- Theatrical release poster
- Directed by: Naganna
- Produced by: Deepak Samidurai
- Starring: Ganesh Ronica Singh Chi. Guru Dutt Ravishankar Gowda Shobaraj Mandya Ramesh
- Cinematography: Vignesh Vasu
- Edited by: Suresh Urs
- Music by: Arjun Janya
- Production company: Samy Pictures
- Distributed by: Jayanna Films
- Release date: 15 August 2019;
- Running time: 153 minutes
- Country: India
- Language: Kannada

= Gimmick (film) =

2019 horror-comedy film directed by Naganna

Gimmick is a 2019 Indian Kannada-language comedy horror film, directed by Naganna and produced by Deepak Samidurai under the banner of Samy Pictures.
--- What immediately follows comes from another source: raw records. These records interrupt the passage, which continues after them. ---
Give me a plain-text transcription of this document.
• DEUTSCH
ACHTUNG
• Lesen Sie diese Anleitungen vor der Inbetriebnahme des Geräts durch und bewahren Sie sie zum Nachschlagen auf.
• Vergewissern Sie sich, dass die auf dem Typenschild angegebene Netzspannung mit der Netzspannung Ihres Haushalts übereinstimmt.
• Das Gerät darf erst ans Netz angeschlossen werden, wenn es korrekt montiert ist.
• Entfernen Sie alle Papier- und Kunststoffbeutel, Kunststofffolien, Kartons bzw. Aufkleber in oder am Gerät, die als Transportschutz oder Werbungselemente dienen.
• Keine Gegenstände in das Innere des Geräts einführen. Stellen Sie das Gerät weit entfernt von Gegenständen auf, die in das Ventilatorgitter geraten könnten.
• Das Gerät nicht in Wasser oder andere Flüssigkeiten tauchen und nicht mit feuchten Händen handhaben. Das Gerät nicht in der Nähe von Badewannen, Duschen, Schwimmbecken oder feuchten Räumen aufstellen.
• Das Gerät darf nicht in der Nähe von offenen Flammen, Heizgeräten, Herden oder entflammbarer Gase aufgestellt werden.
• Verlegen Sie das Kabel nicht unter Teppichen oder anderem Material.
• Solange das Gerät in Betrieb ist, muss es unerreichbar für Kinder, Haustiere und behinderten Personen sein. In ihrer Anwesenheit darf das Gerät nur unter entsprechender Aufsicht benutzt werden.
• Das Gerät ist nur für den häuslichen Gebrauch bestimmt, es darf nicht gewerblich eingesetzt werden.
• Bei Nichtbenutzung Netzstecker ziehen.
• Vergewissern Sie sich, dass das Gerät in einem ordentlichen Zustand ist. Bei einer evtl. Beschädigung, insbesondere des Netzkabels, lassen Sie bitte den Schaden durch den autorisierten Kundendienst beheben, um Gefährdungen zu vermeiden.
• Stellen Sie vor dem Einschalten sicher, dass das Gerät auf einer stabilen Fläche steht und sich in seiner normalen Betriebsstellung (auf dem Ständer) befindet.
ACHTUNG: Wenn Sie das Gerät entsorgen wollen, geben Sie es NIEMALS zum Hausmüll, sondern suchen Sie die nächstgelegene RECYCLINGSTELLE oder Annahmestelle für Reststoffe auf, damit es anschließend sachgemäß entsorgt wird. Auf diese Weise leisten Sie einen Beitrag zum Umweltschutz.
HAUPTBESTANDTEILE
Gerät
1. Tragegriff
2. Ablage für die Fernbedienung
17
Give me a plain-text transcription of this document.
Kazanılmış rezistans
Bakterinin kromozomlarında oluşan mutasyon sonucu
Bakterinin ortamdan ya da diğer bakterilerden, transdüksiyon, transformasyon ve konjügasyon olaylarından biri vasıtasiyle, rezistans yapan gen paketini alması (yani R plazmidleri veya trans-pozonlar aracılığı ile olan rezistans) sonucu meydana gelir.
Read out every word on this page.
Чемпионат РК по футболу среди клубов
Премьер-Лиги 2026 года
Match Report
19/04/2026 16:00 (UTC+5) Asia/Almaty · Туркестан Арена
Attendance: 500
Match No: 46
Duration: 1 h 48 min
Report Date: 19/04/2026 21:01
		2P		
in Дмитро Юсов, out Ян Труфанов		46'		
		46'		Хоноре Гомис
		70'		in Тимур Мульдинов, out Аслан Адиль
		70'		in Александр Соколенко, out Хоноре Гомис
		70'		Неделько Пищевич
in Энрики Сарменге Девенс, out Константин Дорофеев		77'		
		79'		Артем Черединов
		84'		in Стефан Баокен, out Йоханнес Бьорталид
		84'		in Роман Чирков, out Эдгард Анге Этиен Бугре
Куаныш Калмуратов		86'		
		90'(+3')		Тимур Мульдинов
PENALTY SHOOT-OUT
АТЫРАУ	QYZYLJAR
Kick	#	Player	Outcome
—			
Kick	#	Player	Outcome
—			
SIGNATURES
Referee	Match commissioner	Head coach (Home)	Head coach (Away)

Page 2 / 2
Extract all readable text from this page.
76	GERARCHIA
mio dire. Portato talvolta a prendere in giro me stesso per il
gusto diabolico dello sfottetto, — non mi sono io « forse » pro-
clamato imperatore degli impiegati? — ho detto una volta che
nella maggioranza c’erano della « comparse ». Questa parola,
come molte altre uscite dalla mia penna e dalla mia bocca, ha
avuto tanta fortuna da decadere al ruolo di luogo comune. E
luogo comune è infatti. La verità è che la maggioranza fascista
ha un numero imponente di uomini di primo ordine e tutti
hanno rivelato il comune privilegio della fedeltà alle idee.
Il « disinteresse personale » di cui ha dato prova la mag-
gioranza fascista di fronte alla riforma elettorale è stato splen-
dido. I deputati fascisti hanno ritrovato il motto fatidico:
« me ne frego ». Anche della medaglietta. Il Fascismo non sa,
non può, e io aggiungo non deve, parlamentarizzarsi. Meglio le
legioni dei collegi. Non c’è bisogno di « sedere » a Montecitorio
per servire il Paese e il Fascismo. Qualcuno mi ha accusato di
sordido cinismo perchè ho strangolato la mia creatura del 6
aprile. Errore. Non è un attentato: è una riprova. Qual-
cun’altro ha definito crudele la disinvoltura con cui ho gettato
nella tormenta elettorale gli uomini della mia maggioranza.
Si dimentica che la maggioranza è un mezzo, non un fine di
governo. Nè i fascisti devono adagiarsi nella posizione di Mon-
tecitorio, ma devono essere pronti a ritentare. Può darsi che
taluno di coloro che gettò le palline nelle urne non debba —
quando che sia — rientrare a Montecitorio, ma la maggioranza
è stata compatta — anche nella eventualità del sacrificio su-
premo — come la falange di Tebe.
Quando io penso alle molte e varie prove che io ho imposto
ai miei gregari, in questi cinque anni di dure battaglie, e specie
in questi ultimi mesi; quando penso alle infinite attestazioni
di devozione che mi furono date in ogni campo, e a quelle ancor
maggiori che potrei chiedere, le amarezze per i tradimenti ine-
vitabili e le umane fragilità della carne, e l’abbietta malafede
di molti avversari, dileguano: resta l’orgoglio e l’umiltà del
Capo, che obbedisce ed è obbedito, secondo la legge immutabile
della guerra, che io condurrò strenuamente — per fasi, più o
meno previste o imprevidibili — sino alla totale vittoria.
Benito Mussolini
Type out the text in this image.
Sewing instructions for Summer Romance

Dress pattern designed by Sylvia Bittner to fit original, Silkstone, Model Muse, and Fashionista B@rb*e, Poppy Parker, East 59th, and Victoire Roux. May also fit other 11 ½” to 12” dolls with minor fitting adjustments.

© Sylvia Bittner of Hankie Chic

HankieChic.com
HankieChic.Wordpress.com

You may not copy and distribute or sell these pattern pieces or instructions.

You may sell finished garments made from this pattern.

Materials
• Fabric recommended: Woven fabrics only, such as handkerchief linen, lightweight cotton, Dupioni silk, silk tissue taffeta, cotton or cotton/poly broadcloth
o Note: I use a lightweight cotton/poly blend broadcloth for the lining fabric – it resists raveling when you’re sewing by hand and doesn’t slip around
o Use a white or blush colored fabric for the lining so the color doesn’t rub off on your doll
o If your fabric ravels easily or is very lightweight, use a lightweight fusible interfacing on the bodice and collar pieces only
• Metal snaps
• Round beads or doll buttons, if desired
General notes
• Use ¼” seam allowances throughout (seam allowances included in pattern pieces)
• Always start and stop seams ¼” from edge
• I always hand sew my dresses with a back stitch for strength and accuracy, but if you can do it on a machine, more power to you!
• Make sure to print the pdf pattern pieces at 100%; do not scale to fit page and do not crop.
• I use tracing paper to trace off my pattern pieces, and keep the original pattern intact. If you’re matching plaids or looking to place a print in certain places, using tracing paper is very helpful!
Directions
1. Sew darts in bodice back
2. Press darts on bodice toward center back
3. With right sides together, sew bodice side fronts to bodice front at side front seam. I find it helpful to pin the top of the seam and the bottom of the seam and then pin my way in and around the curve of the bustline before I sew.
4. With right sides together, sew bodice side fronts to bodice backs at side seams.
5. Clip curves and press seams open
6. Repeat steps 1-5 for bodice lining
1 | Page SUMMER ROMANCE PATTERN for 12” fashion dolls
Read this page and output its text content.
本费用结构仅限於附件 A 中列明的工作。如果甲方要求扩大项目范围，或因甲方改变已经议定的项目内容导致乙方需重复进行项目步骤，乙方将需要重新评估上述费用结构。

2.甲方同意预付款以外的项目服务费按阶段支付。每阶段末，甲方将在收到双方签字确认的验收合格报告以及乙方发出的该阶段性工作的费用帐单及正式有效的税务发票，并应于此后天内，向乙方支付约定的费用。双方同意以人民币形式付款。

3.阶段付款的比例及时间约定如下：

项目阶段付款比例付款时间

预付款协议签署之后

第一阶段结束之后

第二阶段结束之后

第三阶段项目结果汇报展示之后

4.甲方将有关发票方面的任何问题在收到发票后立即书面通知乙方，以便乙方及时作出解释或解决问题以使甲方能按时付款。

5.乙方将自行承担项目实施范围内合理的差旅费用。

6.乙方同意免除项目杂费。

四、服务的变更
The film starring Ganesh, Ronica Singh, Chi. Guru Dutt, Shobaraj, Ravishankar Gowda and Sundar Raj is a remake of 2016 Tamil film Dhilluku Dhuddu. The film marks Ronica Singh's debut in the Kannada film industry. The film was released theatrically on 15 August 2019.

The story of the film follows a happy-go-lucky poor guy Gani
(Played by Ganesh) and wrestler Raani
(played by Ronica Singh), daughter of a rich father, who tries to separate them.

== Production ==
Naganna, the director of the film began the horror comedy with Ganesh, which was filmed at a house in Sri Lanka, Mysuru and Bengaluru. Gimmick cast included Ravi Shankar Gowda, Sadhu Kokila, Shobhraj and Sundar Raj in supporting roles. The film was bankrolled by Deepak Sami under his banner Sami Pictures. The film marked Ronica Singh's debut in the Kannada film industry. The filming was wrapped in January.

== Soundtrack ==

The soundtrack of the film is composed by Arjun Janya and lyrics by Kaviraj.

Track list
| No. | Title | Singer(s) | Length |
|---|---|---|---|
| 1. | "Hudugi Hudugi" | Vyasraj, Manasa Holla, Sunil Gujagonda, Chandan Gupta | 3:11 |
| 2. | "Lachmi Lachmi" | Sanjith Hegde, Impana Jayaraj | 3:35 |
| 3. | "Shankari Banashankari" | Vyasraj Sosale and Chorus | 4:43 |
| Total length: |  |  | 11:29 |

== Marketing and release ==
The official trailer of the film was unveiled on 18 May 2019. The official sneak peek of the film was unveiled on 25 May 2019.

The film was theatrically released on 15 August 2019.

==Reception==
===Critical response===
A Sharadhaa of The New Indian Express opined that music director Ajrun Janya's compositions suited the mood of the film. Praising the cinematography by Vignesh Vasu, Sharadhaa concluded, "In company of ghosts, the horror film with comical twists makes for a one-time-watch." Vinay Lokesh of The Times of India gave three stars out of five and noted that the story took time to come up, but after that there were 'edge-of-the-seat moments' till the end. Lokesh concluded, "The actor excels in his role in this horror-comedy. If you have not watched the original, Gimmick is sure to entertain.